Introduction
I am considering to use a convolutional neural network in implementing Monte Carlo control with function approximation. I am using a Monte Carlo estimate as it is unbiased and has nice convergence properties. Of course, it has high variance and slower convergence.
The goal is to control a game such that episodic reinforcement learning is used. In fact, the game is Mckinsey Plant-defense game. Below is an image of the game:
Problem specification
I have written a rough simulator of the game and then written a function that splits the board into various 14 x 14 layers. More specifically, the layers contain the following:
- Layer 1 is a
(14,14)
array of zeros with a 1 at the location of the plant. - Layers 2-4 are
(14,14)
arrays of zeros with ones placed at coordinates containing terrain. For example, layer 2 contains only the location of cliffs. - Layers 5-7 are like layers 2-4 but contain locations of defenders, i.e., snake.
- Layers 8 and 9 are also
(14,14)
arrays of zeros. However, if an attacker is present at $(i,j)$ in the grid, a value between zero and 1 is placed there. A such, both the remaining health and location are presented in a layer. Layer 8is for the foxes and layer 9 is for the groundhogs. - The grid of the actual game varies. Sometimes it's a
(10,10)
grid,(14,10)
,(12,12)
, etc. As such, I cast these grids onto a(14,14)
grid. The last layer is thus a(14,14)
array of zeros with ones placed in locations that do not exist. In other words, the ones indicate where I have padded the original grid. For example, a(12,12)
grid would have a border of ones.
Naturally, there is spatial interaction in each layer but also interaction between layers. I am considering two approaches to a convolution architecture. Note, I am using PyTorch, so I apologise if I am using PyTorch-specific terminology.

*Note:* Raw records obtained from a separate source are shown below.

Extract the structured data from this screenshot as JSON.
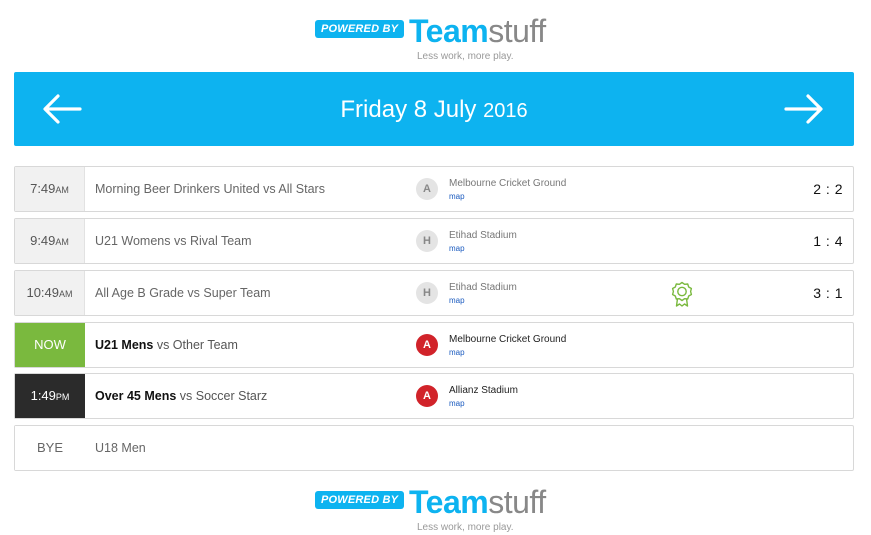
{
  "branding": {
    "powered_label": "POWERED BY",
    "wordmark_team": "Team",
    "wordmark_stuff": "stuff",
    "tagline": "Less work, more play."
  },
  "header": {
    "date_main": "Friday 8 July",
    "date_year": "2016",
    "prev_icon": "arrow-left-icon",
    "next_icon": "arrow-right-icon"
  },
  "colors": {
    "accent": "#0db3f0",
    "now": "#7ab93e",
    "live": "#2b2b2b",
    "away_badge": "#d1232a",
    "award": "#7ab93e"
  },
  "games": [
    {
      "time": "7:49",
      "ampm": "AM",
      "team": "Morning Beer Drinkers United",
      "vs": " vs All Stars",
      "venue_type": "A",
      "venue": "Melbourne Cricket Ground",
      "map": "map",
      "score": "2 : 2"
    },
    {
      "time": "9:49",
      "ampm": "AM",
      "team": "U21 Womens",
      "vs": " vs Rival Team",
      "venue_type": "H",
      "venue": "Etihad Stadium",
      "map": "map",
      "score": "1 : 4"
    },
    {
      "time": "10:49",
      "ampm": "AM",
      "team": "All Age B Grade",
      "vs": " vs Super Team",
      "venue_type": "H",
      "venue": "Etihad Stadium",
      "map": "map",
      "score": "3 : 1",
      "icon": "award-ribbon-icon"
    },
    {
      "time": "NOW",
      "team": "U21 Mens",
      "vs": " vs Other Team",
      "venue_type": "A",
      "venue": "Melbourne Cricket Ground",
      "map": "map"
    },
    {
      "time": "1:49",
      "ampm": "PM",
      "team": "Over 45 Mens",
      "vs": " vs Soccer Starz",
      "venue_type": "A",
      "venue": "Allianz Stadium",
      "map": "map"
    },
    {
      "time": "BYE",
      "team": "U18 Men"
    }
  ]
}
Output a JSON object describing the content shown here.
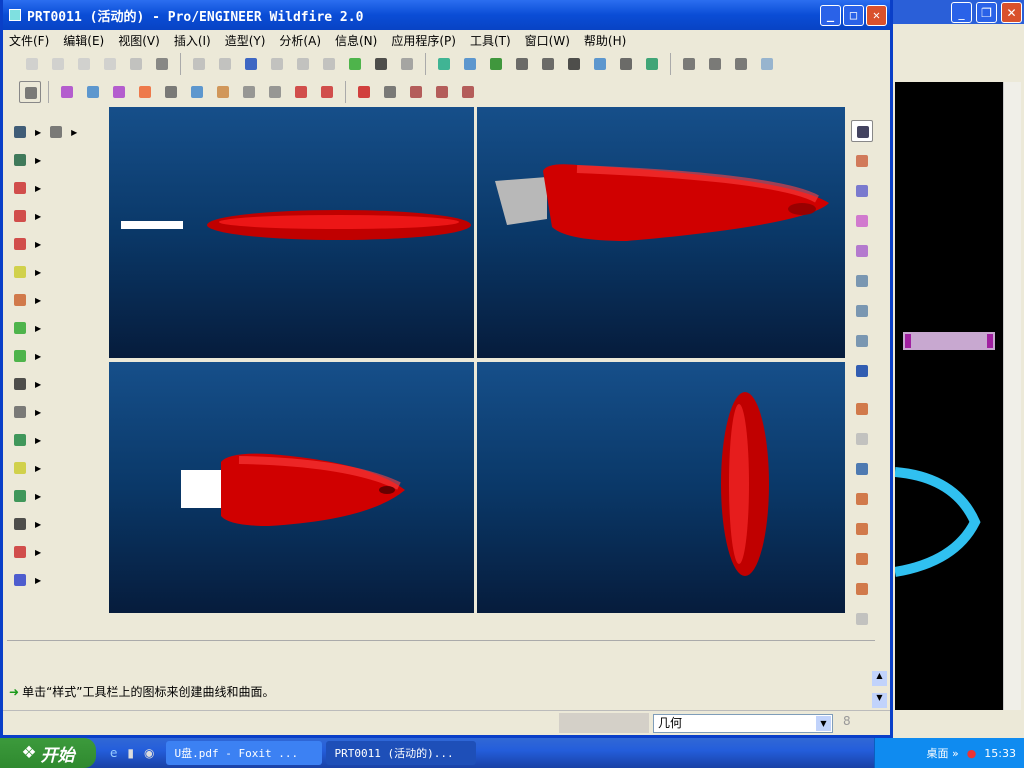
{
  "window": {
    "title": "PRT0011 (活动的) - Pro/ENGINEER Wildfire 2.0"
  },
  "menu": [
    "文件(F)",
    "编辑(E)",
    "视图(V)",
    "插入(I)",
    "造型(Y)",
    "分析(A)",
    "信息(N)",
    "应用程序(P)",
    "工具(T)",
    "窗口(W)",
    "帮助(H)"
  ],
  "message": {
    "text": "单击“样式”工具栏上的图标来创建曲线和曲面。"
  },
  "status": {
    "filter_value": "几何"
  },
  "taskbar": {
    "start_label": "开始",
    "tasks": [
      "U盘.pdf - Foxit ...",
      "PRT0011 (活动的)..."
    ],
    "tray_label": "桌面 »",
    "clock": "15:33"
  },
  "colors": {
    "accent": "#0a4dd6",
    "model": "#d00000",
    "viewport_top": "#164f8a",
    "viewport_bottom": "#061c3c"
  }
}
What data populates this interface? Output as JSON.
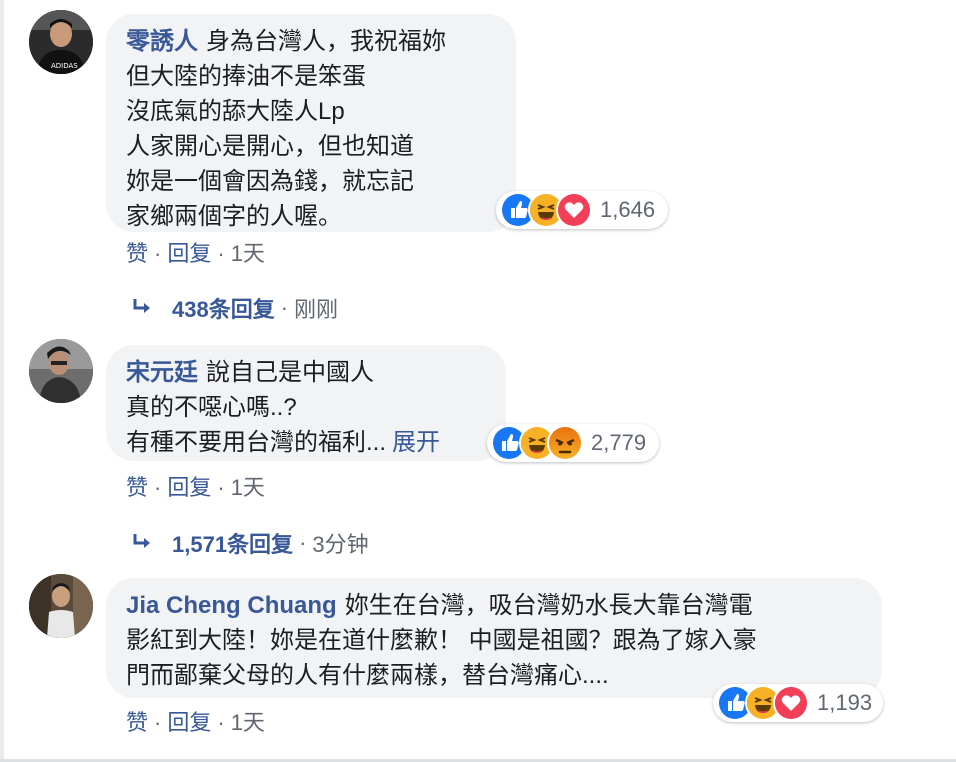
{
  "comments": [
    {
      "author": "零誘人",
      "lines": [
        "身為台灣人，我祝福妳",
        "但大陸的捧油不是笨蛋",
        "沒底氣的舔大陸人Lp",
        "人家開心是開心，但也知道",
        "妳是一個會因為錢，就忘記",
        "家鄉兩個字的人喔。"
      ],
      "expand_label": "",
      "reactions": [
        "like",
        "haha",
        "love"
      ],
      "reaction_count": "1,646",
      "like_label": "赞",
      "reply_label": "回复",
      "time": "1天",
      "replies_label": "438条回复",
      "replies_time": "刚刚"
    },
    {
      "author": "宋元廷",
      "lines": [
        "說自己是中國人",
        "真的不噁心嗎..?",
        "有種不要用台灣的福利..."
      ],
      "expand_label": "展开",
      "reactions": [
        "like",
        "haha",
        "angry"
      ],
      "reaction_count": "2,779",
      "like_label": "赞",
      "reply_label": "回复",
      "time": "1天",
      "replies_label": "1,571条回复",
      "replies_time": "3分钟"
    },
    {
      "author": "Jia Cheng Chuang",
      "lines": [
        "妳生在台灣，吸台灣奶水長大靠台灣電",
        "影紅到大陸！妳是在道什麼歉！ 中國是祖國？跟為了嫁入豪",
        "門而鄙棄父母的人有什麼兩樣，替台灣痛心...."
      ],
      "expand_label": "",
      "reactions": [
        "like",
        "haha",
        "love"
      ],
      "reaction_count": "1,193",
      "like_label": "赞",
      "reply_label": "回复",
      "time": "1天"
    }
  ],
  "colors": {
    "link": "#385898",
    "bubble": "#f2f3f5",
    "meta": "#606770",
    "like": "#1877f2",
    "haha": "#f7b125",
    "love": "#f33e58",
    "angry": "#e9710f"
  }
}
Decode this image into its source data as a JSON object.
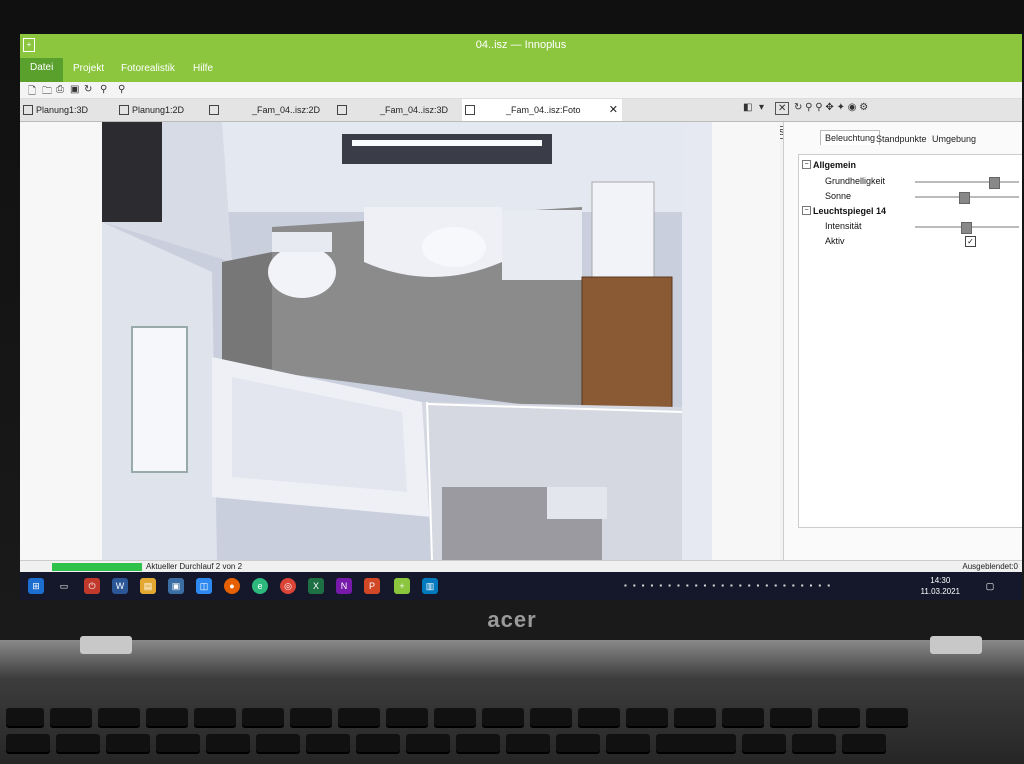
{
  "window": {
    "title": "04..isz — Innoplus"
  },
  "menu": [
    "Datei",
    "Projekt",
    "Fotorealistik",
    "Hilfe"
  ],
  "tabs": [
    {
      "label": "Planung1:3D"
    },
    {
      "label": "Planung1:2D"
    },
    {
      "label": "_Fam_04..isz:2D"
    },
    {
      "label": "_Fam_04..isz:3D"
    },
    {
      "label": "_Fam_04..isz:Foto",
      "active": true
    }
  ],
  "tooltip": "Schließen",
  "panel": {
    "tabs": [
      "Beleuchtung",
      "Standpunkte",
      "Umgebung"
    ],
    "tree": {
      "group1": "Allgemein",
      "grundhelligkeit": "Grundhelligkeit",
      "sonne": "Sonne",
      "group2": "Leuchtspiegel 14",
      "intensitaet": "Intensität",
      "aktiv": "Aktiv"
    },
    "sliders": {
      "grundhelligkeit": 0.78,
      "sonne": 0.46,
      "intensitaet": 0.48
    }
  },
  "status": {
    "progress_text": "Aktueller Durchlauf 2 von 2",
    "progress": 1.0,
    "hidden_count": "Ausgeblendet:0"
  },
  "taskbar": {
    "time": "14:30",
    "date": "11.03.2021"
  },
  "brand": "acer",
  "colors": {
    "accent": "#8cc63f",
    "menu_active": "#5aa02c",
    "taskbar": "#14182a"
  }
}
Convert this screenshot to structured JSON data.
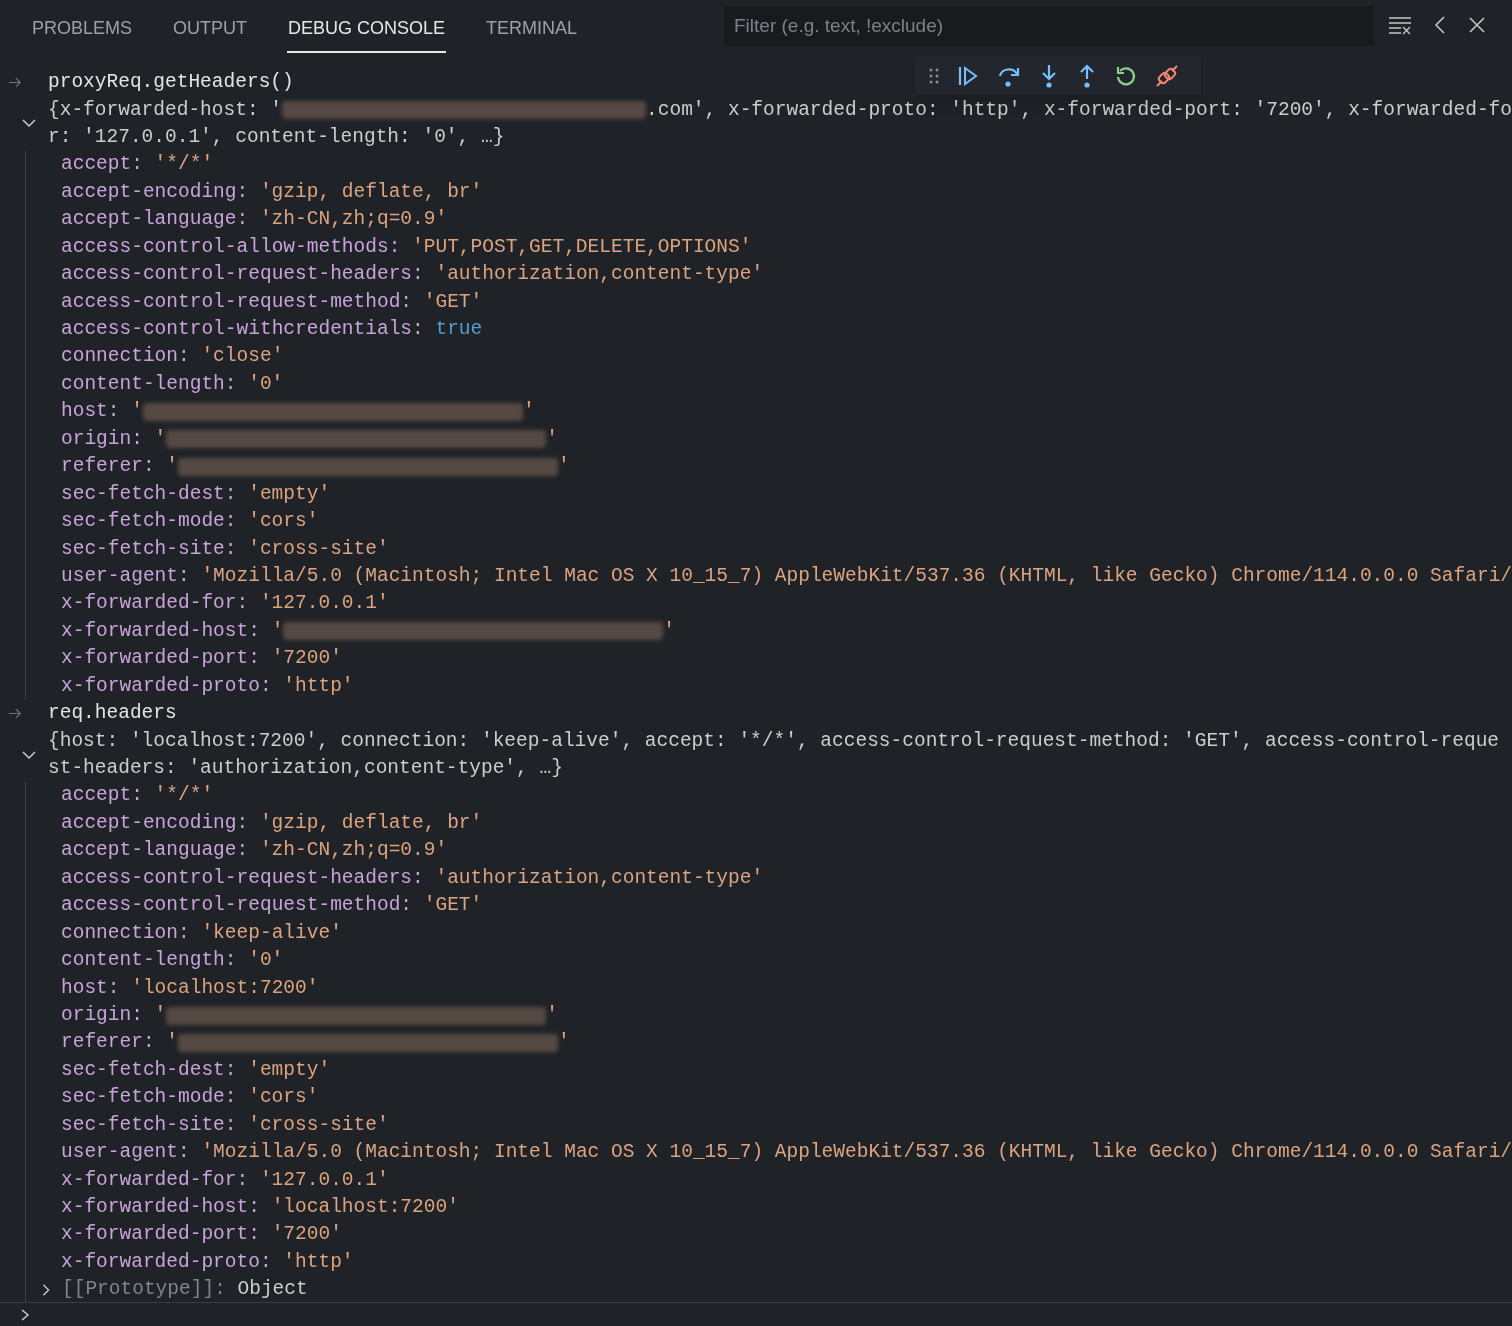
{
  "panel_tabs": [
    {
      "label": "PROBLEMS",
      "selected": false
    },
    {
      "label": "OUTPUT",
      "selected": false
    },
    {
      "label": "DEBUG CONSOLE",
      "selected": true
    },
    {
      "label": "TERMINAL",
      "selected": false
    }
  ],
  "filter": {
    "placeholder": "Filter (e.g. text, !exclude)"
  },
  "console": [
    {
      "kind": "input",
      "text": "proxyReq.getHeaders()"
    },
    {
      "kind": "object",
      "expanded": true,
      "summary": [
        [
          {
            "kind": "plain",
            "text": "{x-forwarded-host: '"
          },
          {
            "kind": "redacted"
          },
          {
            "kind": "plain",
            "text": ".com', x-forwarded-proto: 'http', x-forwarded-port: '7200', x-forwarded-fo"
          }
        ],
        [
          {
            "kind": "plain",
            "text": "r: '127.0.0.1', content-length: '0', …}"
          }
        ]
      ],
      "properties": [
        {
          "key": "accept:",
          "value": [
            {
              "kind": "string",
              "text": "'*/*'"
            }
          ]
        },
        {
          "key": "accept-encoding:",
          "value": [
            {
              "kind": "string",
              "text": "'gzip, deflate, br'"
            }
          ]
        },
        {
          "key": "accept-language:",
          "value": [
            {
              "kind": "string",
              "text": "'zh-CN,zh;q=0.9'"
            }
          ]
        },
        {
          "key": "access-control-allow-methods:",
          "value": [
            {
              "kind": "string",
              "text": "'PUT,POST,GET,DELETE,OPTIONS'"
            }
          ]
        },
        {
          "key": "access-control-request-headers:",
          "value": [
            {
              "kind": "string",
              "text": "'authorization,content-type'"
            }
          ]
        },
        {
          "key": "access-control-request-method:",
          "value": [
            {
              "kind": "string",
              "text": "'GET'"
            }
          ]
        },
        {
          "key": "access-control-withcredentials:",
          "value": [
            {
              "kind": "bool",
              "text": "true"
            }
          ]
        },
        {
          "key": "connection:",
          "value": [
            {
              "kind": "string",
              "text": "'close'"
            }
          ]
        },
        {
          "key": "content-length:",
          "value": [
            {
              "kind": "string",
              "text": "'0'"
            }
          ]
        },
        {
          "key": "host:",
          "value": [
            {
              "kind": "string",
              "text": "'"
            },
            {
              "kind": "redacted"
            },
            {
              "kind": "string",
              "text": "'"
            }
          ]
        },
        {
          "key": "origin:",
          "value": [
            {
              "kind": "string",
              "text": "'"
            },
            {
              "kind": "redacted"
            },
            {
              "kind": "string",
              "text": "'"
            }
          ]
        },
        {
          "key": "referer:",
          "value": [
            {
              "kind": "string",
              "text": "'"
            },
            {
              "kind": "redacted"
            },
            {
              "kind": "string",
              "text": "'"
            }
          ]
        },
        {
          "key": "sec-fetch-dest:",
          "value": [
            {
              "kind": "string",
              "text": "'empty'"
            }
          ]
        },
        {
          "key": "sec-fetch-mode:",
          "value": [
            {
              "kind": "string",
              "text": "'cors'"
            }
          ]
        },
        {
          "key": "sec-fetch-site:",
          "value": [
            {
              "kind": "string",
              "text": "'cross-site'"
            }
          ]
        },
        {
          "key": "user-agent:",
          "value": [
            {
              "kind": "string",
              "text": "'Mozilla/5.0 (Macintosh; Intel Mac OS X 10_15_7) AppleWebKit/537.36 (KHTML, like Gecko) Chrome/114.0.0.0 Safari/"
            }
          ]
        },
        {
          "key": "x-forwarded-for:",
          "value": [
            {
              "kind": "string",
              "text": "'127.0.0.1'"
            }
          ]
        },
        {
          "key": "x-forwarded-host:",
          "value": [
            {
              "kind": "string",
              "text": "'"
            },
            {
              "kind": "redacted"
            },
            {
              "kind": "string",
              "text": "'"
            }
          ]
        },
        {
          "key": "x-forwarded-port:",
          "value": [
            {
              "kind": "string",
              "text": "'7200'"
            }
          ]
        },
        {
          "key": "x-forwarded-proto:",
          "value": [
            {
              "kind": "string",
              "text": "'http'"
            }
          ]
        }
      ]
    },
    {
      "kind": "input",
      "text": "req.headers"
    },
    {
      "kind": "object",
      "expanded": true,
      "summary": [
        [
          {
            "kind": "plain",
            "text": "{host: 'localhost:7200', connection: 'keep-alive', accept: '*/*', access-control-request-method: 'GET', access-control-reque"
          }
        ],
        [
          {
            "kind": "plain",
            "text": "st-headers: 'authorization,content-type', …}"
          }
        ]
      ],
      "properties": [
        {
          "key": "accept:",
          "value": [
            {
              "kind": "string",
              "text": "'*/*'"
            }
          ]
        },
        {
          "key": "accept-encoding:",
          "value": [
            {
              "kind": "string",
              "text": "'gzip, deflate, br'"
            }
          ]
        },
        {
          "key": "accept-language:",
          "value": [
            {
              "kind": "string",
              "text": "'zh-CN,zh;q=0.9'"
            }
          ]
        },
        {
          "key": "access-control-request-headers:",
          "value": [
            {
              "kind": "string",
              "text": "'authorization,content-type'"
            }
          ]
        },
        {
          "key": "access-control-request-method:",
          "value": [
            {
              "kind": "string",
              "text": "'GET'"
            }
          ]
        },
        {
          "key": "connection:",
          "value": [
            {
              "kind": "string",
              "text": "'keep-alive'"
            }
          ]
        },
        {
          "key": "content-length:",
          "value": [
            {
              "kind": "string",
              "text": "'0'"
            }
          ]
        },
        {
          "key": "host:",
          "value": [
            {
              "kind": "string",
              "text": "'localhost:7200'"
            }
          ]
        },
        {
          "key": "origin:",
          "value": [
            {
              "kind": "string",
              "text": "'"
            },
            {
              "kind": "redacted"
            },
            {
              "kind": "string",
              "text": "'"
            }
          ]
        },
        {
          "key": "referer:",
          "value": [
            {
              "kind": "string",
              "text": "'"
            },
            {
              "kind": "redacted"
            },
            {
              "kind": "string",
              "text": "'"
            }
          ]
        },
        {
          "key": "sec-fetch-dest:",
          "value": [
            {
              "kind": "string",
              "text": "'empty'"
            }
          ]
        },
        {
          "key": "sec-fetch-mode:",
          "value": [
            {
              "kind": "string",
              "text": "'cors'"
            }
          ]
        },
        {
          "key": "sec-fetch-site:",
          "value": [
            {
              "kind": "string",
              "text": "'cross-site'"
            }
          ]
        },
        {
          "key": "user-agent:",
          "value": [
            {
              "kind": "string",
              "text": "'Mozilla/5.0 (Macintosh; Intel Mac OS X 10_15_7) AppleWebKit/537.36 (KHTML, like Gecko) Chrome/114.0.0.0 Safari/"
            }
          ]
        },
        {
          "key": "x-forwarded-for:",
          "value": [
            {
              "kind": "string",
              "text": "'127.0.0.1'"
            }
          ]
        },
        {
          "key": "x-forwarded-host:",
          "value": [
            {
              "kind": "string",
              "text": "'localhost:7200'"
            }
          ]
        },
        {
          "key": "x-forwarded-port:",
          "value": [
            {
              "kind": "string",
              "text": "'7200'"
            }
          ]
        },
        {
          "key": "x-forwarded-proto:",
          "value": [
            {
              "kind": "string",
              "text": "'http'"
            }
          ]
        }
      ],
      "prototype": {
        "label": "[[Prototype]]",
        "separator": ":",
        "value": "Object",
        "expanded": false
      }
    }
  ]
}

Approaches: 2D (with channels) vs 3D (no channels) convolution
Approach 1
Approach 1 uses 2D convolution with channels.
$$
y_{h,i,j} = \sum_{k=1}^{C_{in}}\sum_{l=1}^{H_k}\sum_{m=1}^{W_k}w_{h,k,l,m}x_{k,i+l-1,j+m-1}
$$
Where $h=1,2,\dots,C_{out}$ are output channels, $k=1,2,\dots,C_{in}$ is the input channels, $l=1,2,\dots,K_H$ is the height of the kernel, $m=1,2,\dots,K_W$ is the width of the kernel, $x$ is the layers of the map and $y$ is the output of the convolution. In PyTorch's Conv2d
function, if I set groups=1
then all input channels are convolved with all output channels as in the formula. Does this capture interaction between channels?
Approach 2
The second approach would instead treat the 10 stacked layers as a 3D image of shape (10,14,14)
with one channel. The formula for this would read as below:
$$ y_{i,j,k} = \sum_{m=1}^{D_k}\sum_{n=1}^{H_k}\sum_{o=1}^{W_k}w_{m,n,o}x_{i+m-1,j+n-1,k+o-1} $$ It would seem that this would capture more of the dependencies between layers? I would imagine that this is the approach they would use in medical imaging where the image has layers that strongly interact.
Question
Which approach is most suitable for modelling dependencies within layers and between layers? Can you please provide me with some intuition on why? I would also not mind reading recommended literature. Thank you for your time.